Coca-Cola Co. spokesman Ray Crockett said its Minute Maid Heart Wise brand has been a strong seller since the cholesterol-cutting orange juice was rolled out in 2003.
Promised Land Dairy, based in San Antonio, began selling its Y.U.M. (Your Ultimate Milk) brand last fall in Texas, and slowly has added a few other states.
"I knew it was going to be a task to educate the customer to understand that you can have a dairy product that can lower your cholesterol," said Gordon Kuenemann, executive vice president of Promised Land, which also has chocolate and white-chocolate flavors of its cholesterol-cutting brand. "The customers really have been appreciative once they understand it."
Lower-fat and fat-free milk sales have been increasing, while whole-milk sales have been on a decline, according to U.S. Agriculture Department statistics.
"I'll be interested to see how well this does," Jim Dudlicek, editor of Dairy Field magazine, said of the new Kroger milk. "This really is the next big growth area for dairy foods, as a carrier of functional ingredients."
Kroger has been giving taste tests in stores where it's already available, including its home Cincinnati region, while selling the Active Lifestyle milk at the same price as its other milk brands.
Steve Whittaker popped a half-gallon of it into his shopping cart after a sample Wednesday morning at the Hyde Park neighborhood store.

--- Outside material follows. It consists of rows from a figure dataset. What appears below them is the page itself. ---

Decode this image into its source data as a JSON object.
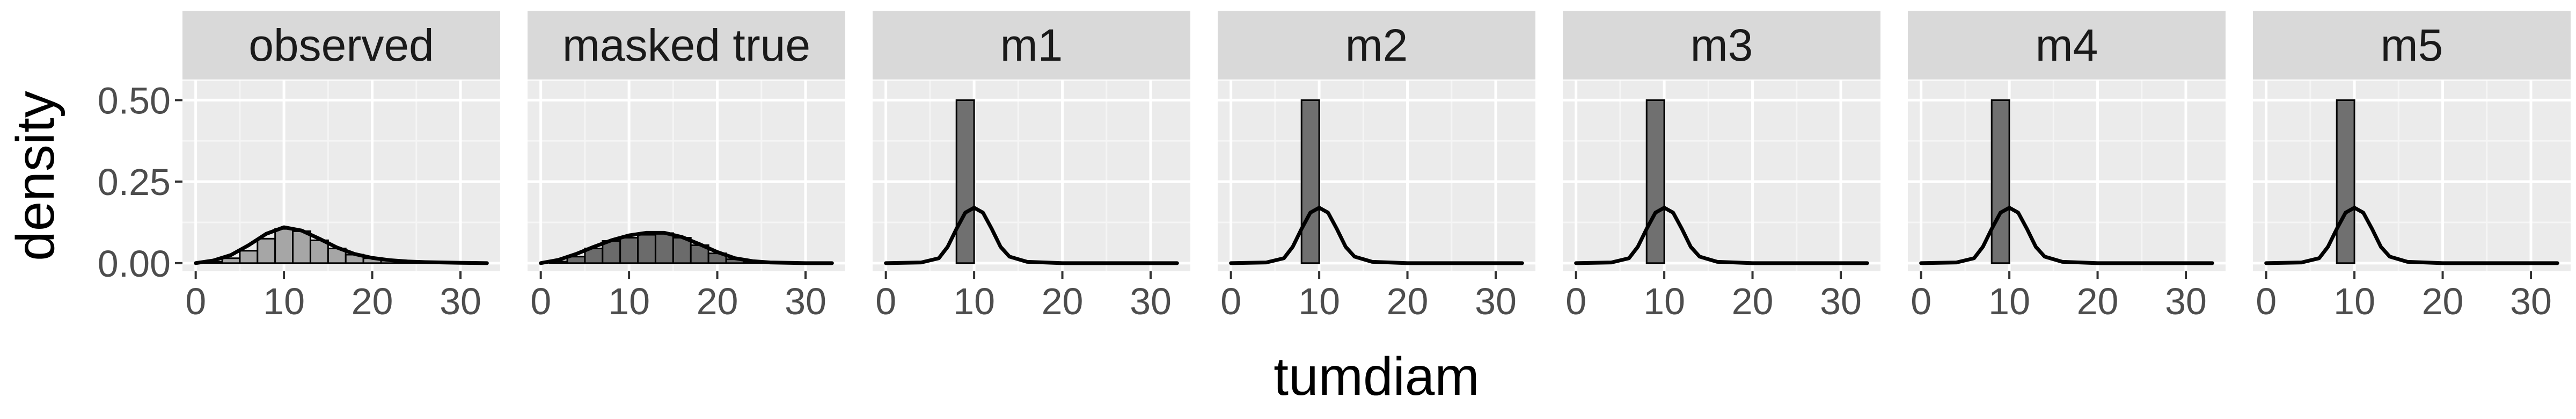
{
  "chart_data": {
    "type": "histogram-density-facets",
    "xlabel": "tumdiam",
    "ylabel": "density",
    "xlim": [
      -1.5,
      34.5
    ],
    "ylim": [
      -0.025,
      0.56
    ],
    "x_ticks": [
      0,
      10,
      20,
      30
    ],
    "y_ticks": [
      0.0,
      0.25,
      0.5
    ],
    "y_tick_labels": [
      "0.00",
      "0.25",
      "0.50"
    ],
    "grid": true,
    "facets": [
      {
        "label": "observed",
        "bar_fill": "#a6a6a6",
        "bars": [
          {
            "x0": 1,
            "x1": 3,
            "density": 0.004
          },
          {
            "x0": 3,
            "x1": 5,
            "density": 0.015
          },
          {
            "x0": 5,
            "x1": 7,
            "density": 0.038
          },
          {
            "x0": 7,
            "x1": 9,
            "density": 0.075
          },
          {
            "x0": 9,
            "x1": 11,
            "density": 0.105
          },
          {
            "x0": 11,
            "x1": 13,
            "density": 0.098
          },
          {
            "x0": 13,
            "x1": 15,
            "density": 0.07
          },
          {
            "x0": 15,
            "x1": 17,
            "density": 0.045
          },
          {
            "x0": 17,
            "x1": 19,
            "density": 0.026
          },
          {
            "x0": 19,
            "x1": 21,
            "density": 0.015
          },
          {
            "x0": 21,
            "x1": 23,
            "density": 0.008
          },
          {
            "x0": 23,
            "x1": 25,
            "density": 0.005
          },
          {
            "x0": 25,
            "x1": 27,
            "density": 0.003
          },
          {
            "x0": 27,
            "x1": 29,
            "density": 0.002
          },
          {
            "x0": 29,
            "x1": 33,
            "density": 0.001
          }
        ],
        "density_line": {
          "x": [
            0,
            2,
            4,
            6,
            8,
            10,
            12,
            14,
            16,
            18,
            20,
            22,
            24,
            26,
            28,
            30,
            33
          ],
          "y": [
            0.0,
            0.008,
            0.025,
            0.055,
            0.09,
            0.11,
            0.1,
            0.075,
            0.048,
            0.028,
            0.016,
            0.009,
            0.005,
            0.003,
            0.002,
            0.001,
            0.0
          ]
        }
      },
      {
        "label": "masked true",
        "bar_fill": "#6b6b6b",
        "bars": [
          {
            "x0": 1,
            "x1": 3,
            "density": 0.005
          },
          {
            "x0": 3,
            "x1": 5,
            "density": 0.02
          },
          {
            "x0": 5,
            "x1": 7,
            "density": 0.045
          },
          {
            "x0": 7,
            "x1": 9,
            "density": 0.068
          },
          {
            "x0": 9,
            "x1": 11,
            "density": 0.078
          },
          {
            "x0": 11,
            "x1": 13,
            "density": 0.087
          },
          {
            "x0": 13,
            "x1": 15,
            "density": 0.092
          },
          {
            "x0": 15,
            "x1": 17,
            "density": 0.078
          },
          {
            "x0": 17,
            "x1": 19,
            "density": 0.055
          },
          {
            "x0": 19,
            "x1": 21,
            "density": 0.03
          },
          {
            "x0": 21,
            "x1": 23,
            "density": 0.012
          },
          {
            "x0": 23,
            "x1": 25,
            "density": 0.004
          },
          {
            "x0": 25,
            "x1": 27,
            "density": 0.002
          }
        ],
        "density_line": {
          "x": [
            0,
            2,
            4,
            6,
            8,
            10,
            12,
            14,
            16,
            18,
            20,
            22,
            24,
            26,
            28,
            30,
            33
          ],
          "y": [
            0.0,
            0.01,
            0.028,
            0.05,
            0.07,
            0.085,
            0.093,
            0.093,
            0.08,
            0.058,
            0.034,
            0.015,
            0.006,
            0.002,
            0.001,
            0.0,
            0.0
          ]
        }
      },
      {
        "label": "m1",
        "bar_fill": "#707070",
        "bars": [
          {
            "x0": 8,
            "x1": 10,
            "density": 0.5
          }
        ],
        "density_line": {
          "x": [
            0,
            4,
            6,
            7,
            8,
            9,
            10,
            11,
            12,
            13,
            14,
            16,
            20,
            33
          ],
          "y": [
            0.0,
            0.002,
            0.015,
            0.05,
            0.105,
            0.155,
            0.17,
            0.155,
            0.105,
            0.05,
            0.02,
            0.004,
            0.0,
            0.0
          ]
        }
      },
      {
        "label": "m2",
        "bar_fill": "#707070",
        "bars": [
          {
            "x0": 8,
            "x1": 10,
            "density": 0.5
          }
        ],
        "density_line": {
          "x": [
            0,
            4,
            6,
            7,
            8,
            9,
            10,
            11,
            12,
            13,
            14,
            16,
            20,
            33
          ],
          "y": [
            0.0,
            0.002,
            0.015,
            0.05,
            0.105,
            0.155,
            0.17,
            0.155,
            0.105,
            0.05,
            0.02,
            0.004,
            0.0,
            0.0
          ]
        }
      },
      {
        "label": "m3",
        "bar_fill": "#707070",
        "bars": [
          {
            "x0": 8,
            "x1": 10,
            "density": 0.5
          }
        ],
        "density_line": {
          "x": [
            0,
            4,
            6,
            7,
            8,
            9,
            10,
            11,
            12,
            13,
            14,
            16,
            20,
            33
          ],
          "y": [
            0.0,
            0.002,
            0.015,
            0.05,
            0.105,
            0.155,
            0.17,
            0.155,
            0.105,
            0.05,
            0.02,
            0.004,
            0.0,
            0.0
          ]
        }
      },
      {
        "label": "m4",
        "bar_fill": "#707070",
        "bars": [
          {
            "x0": 8,
            "x1": 10,
            "density": 0.5
          }
        ],
        "density_line": {
          "x": [
            0,
            4,
            6,
            7,
            8,
            9,
            10,
            11,
            12,
            13,
            14,
            16,
            20,
            33
          ],
          "y": [
            0.0,
            0.002,
            0.015,
            0.05,
            0.105,
            0.155,
            0.17,
            0.155,
            0.105,
            0.05,
            0.02,
            0.004,
            0.0,
            0.0
          ]
        }
      },
      {
        "label": "m5",
        "bar_fill": "#707070",
        "bars": [
          {
            "x0": 8,
            "x1": 10,
            "density": 0.5
          }
        ],
        "density_line": {
          "x": [
            0,
            4,
            6,
            7,
            8,
            9,
            10,
            11,
            12,
            13,
            14,
            16,
            20,
            33
          ],
          "y": [
            0.0,
            0.002,
            0.015,
            0.05,
            0.105,
            0.155,
            0.17,
            0.155,
            0.105,
            0.05,
            0.02,
            0.004,
            0.0,
            0.0
          ]
        }
      }
    ]
  }
}
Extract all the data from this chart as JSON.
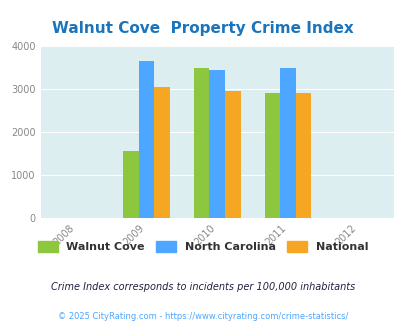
{
  "title": "Walnut Cove  Property Crime Index",
  "years": [
    2008,
    2009,
    2010,
    2011,
    2012
  ],
  "x_tick_labels": [
    "2008",
    "2009",
    "2010",
    "2011",
    "2012"
  ],
  "walnut_cove": [
    null,
    1560,
    3500,
    2920,
    null
  ],
  "north_carolina": [
    null,
    3660,
    3450,
    3500,
    null
  ],
  "national": [
    null,
    3050,
    2950,
    2920,
    null
  ],
  "bar_width": 0.22,
  "colors": {
    "walnut_cove": "#8dc63f",
    "north_carolina": "#4da6ff",
    "national": "#f5a623"
  },
  "ylim": [
    0,
    4000
  ],
  "yticks": [
    0,
    1000,
    2000,
    3000,
    4000
  ],
  "plot_bg": "#ddeef0",
  "title_color": "#1a75bc",
  "title_fontsize": 11,
  "legend_labels": [
    "Walnut Cove",
    "North Carolina",
    "National"
  ],
  "legend_fontsize": 8,
  "footnote1": "Crime Index corresponds to incidents per 100,000 inhabitants",
  "footnote2": "© 2025 CityRating.com - https://www.cityrating.com/crime-statistics/",
  "footnote1_color": "#222244",
  "footnote2_color": "#4da6ff",
  "footnote1_fontsize": 7.0,
  "footnote2_fontsize": 6.0
}
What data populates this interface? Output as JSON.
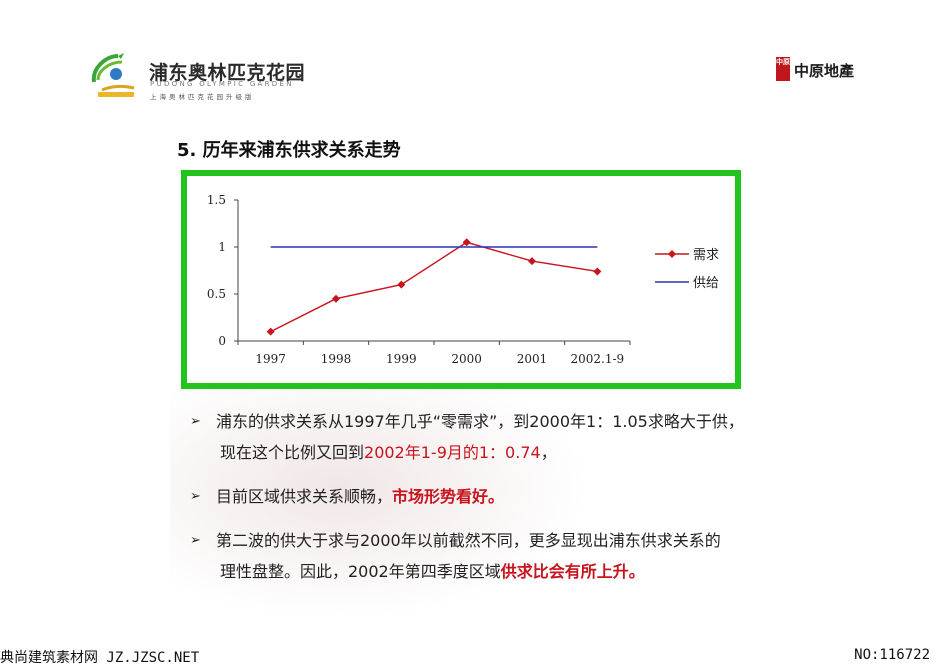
{
  "header": {
    "logo_cn": "浦东奥林匹克花园",
    "logo_en": "PUDONG OLYMPIC GARDEN",
    "logo_sub": "上海奥林匹克花园升级版",
    "brand_box": "中原",
    "brand_text": "中原地產"
  },
  "section_title": "5. 历年来浦东供求关系走势",
  "chart_data": {
    "type": "line",
    "categories": [
      "1997",
      "1998",
      "1999",
      "2000",
      "2001",
      "2002.1-9"
    ],
    "y_ticks": [
      "0",
      "0.5",
      "1",
      "1.5"
    ],
    "ylim": [
      0,
      1.5
    ],
    "series": [
      {
        "name": "需求",
        "values": [
          0.1,
          0.45,
          0.6,
          1.05,
          0.85,
          0.74
        ],
        "color": "#c8141c",
        "marker": "diamond"
      },
      {
        "name": "供给",
        "values": [
          1,
          1,
          1,
          1,
          1,
          1
        ],
        "color": "#2a34b8",
        "marker": "none"
      }
    ],
    "legend_position": "right",
    "grid": false
  },
  "bullets": [
    {
      "line1": "浦东的供求关系从1997年几乎“零需求”，到2000年1：1.05求略大于供，",
      "line2_prefix": "现在这个比例又回到",
      "line2_red": "2002年1-9月的1：0.74",
      "line2_suffix": "，"
    },
    {
      "line1_prefix": "目前区域供求关系顺畅，",
      "line1_red": "市场形势看好。"
    },
    {
      "line1": "第二波的供大于求与2000年以前截然不同，更多显现出浦东供求关系的",
      "line2_prefix": "理性盘整。因此，2002年第四季度区域",
      "line2_red": "供求比会有所上升。"
    }
  ],
  "bullet_marker": "➢",
  "footer": {
    "left": "典尚建筑素材网 JZ.JZSC.NET",
    "right": "NO:116722"
  }
}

"I'm interested in the fact it can lower cholesterol," said Whittaker, 48, who said he keeps an eye on his cholesterol rates. "We'll see how that works."
Mike Wirth, 65, was also intrigued.
"Considering I've had a triple bypass," he explained, sipping a paper cup of the milk.
Kroger has been both steadily expanding its Nature's Market store sections, with organic and natural foods, and its in-house, or corporate, brands.
Severin said corporate brand sales are growing rapidly, and now account for nearly one-fourth of Kroger's grocery sales.
In a conference call with analysts on Tuesday, Kroger executives said the in-house brands help boost profit margins and often do particularly well during periods such as now when many food prices are going up, because they are usually priced lower than national brands.
"We now have more than 10,000 private label products available only in Kroger's family of stores and have plans to continue to expand this successful area of our business," said David B. Dillon, Kroger's chairman and chief executive.
Kroger operates 2,458 supermarkets and multi-department stores in 31 states, under two dozen local banners that include Ralphs, Fred Meyer, Food 4 Less, King Soopers, Smith's, Fry's, Dillons, QFC and City Market.